Mini-Cluster Part II : Node & Network Setup

In this part, I will explain how I installed and configured the Ubuntu Server OS (along with the necessary tools and libraries) and network settings in order to prepare each node for Hadoop and Spark.

I wrote this part as a memo for myself and also to help out beginners who are not comfortable with Ubuntu and networking. It can be useful as well for people who have some trouble specifically with the Minnowboard MAX.

If this doesn’t concern you, you may directly move on to the next part.

Contents

Installing Ubuntu

Here are the steps I followed to install Ubuntu Server on each MinnowBoard MAX.

First we need to create a Bootable drive from which to run the installer. Then it’s only following the installer’s instructions.

Creating a bootable Thumb Drive

Download the .iso file of Ubuntu Server 14.04 LTS on this page: http://www.ubuntu.com/download/server
Download “Universal USB Installer” from this page: http://www.pendrivelinux.com/universal-usb-installer-easy-as-1-2-3/
Plug an empty Thumb Drive (≥ 2 GB) to your computer and execute Universal USB Installer :
1. Select “Ubuntu Server Installer” for the distribution.
2. Select the .iso just recently downloaded in step 1.
3. Select the USB Thumb Drive where to create the installer.
4. Click Create.

Preparing the MinnowBoard

Before running the installation plugging in our Thumb Drive, there is a problem that needs to be solved. The MinnowBoard only has 2 USB ports (1 x USB 2.0 + 1 x USB 3.0). However we need at least 3 of them for this process.

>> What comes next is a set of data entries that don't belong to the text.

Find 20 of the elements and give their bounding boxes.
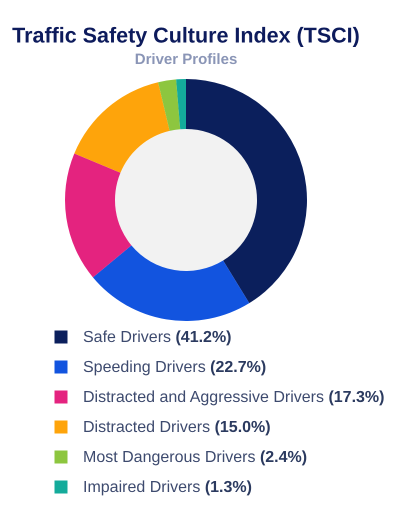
chart-title: Traffic Safety Culture Index (TSCI) <box>12 24 360 48</box>
data-label: (1.3%) <box>204 479 252 496</box>
data-label: (41.2%) <box>175 329 232 346</box>
donut-slice <box>176 79 186 130</box>
data-label: (15.0%) <box>214 419 271 436</box>
data-label: (17.3%) <box>328 389 384 406</box>
legend-label: Distracted Drivers <box>83 419 210 436</box>
legend-label: Speeding Drivers <box>83 359 206 376</box>
legend-label: Distracted and Aggressive Drivers <box>83 389 324 406</box>
donut-slice <box>186 79 307 304</box>
legend-label: Most Dangerous Drivers <box>83 449 256 466</box>
donut-slice <box>92 245 250 321</box>
donut-slice <box>158 79 180 131</box>
legend-label: Impaired Drivers <box>83 479 200 496</box>
donut-slice <box>65 153 132 278</box>
data-label: (2.4%) <box>260 449 308 466</box>
donut-slice <box>74 82 170 173</box>
data-label: (22.7%) <box>210 359 266 376</box>
legend-label: Safe Drivers <box>83 329 172 346</box>
chart-subtitle: Driver Profiles <box>134 51 238 68</box>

So by buying a 4 x USB 2.0 hub, I got a total of 4 x USB 2.0 + 1 x USB 3.0, which enables me to plug the following devices :

External HDD (on the USB 3.0)
Bootable Thumb Drive (on the hub)
A USB Keyboard (on the hub)
Ubuntu Server is designed to use only a keyboard, but if you are running Ubuntu Desktop you might also want to plug in a mouse (on the hub)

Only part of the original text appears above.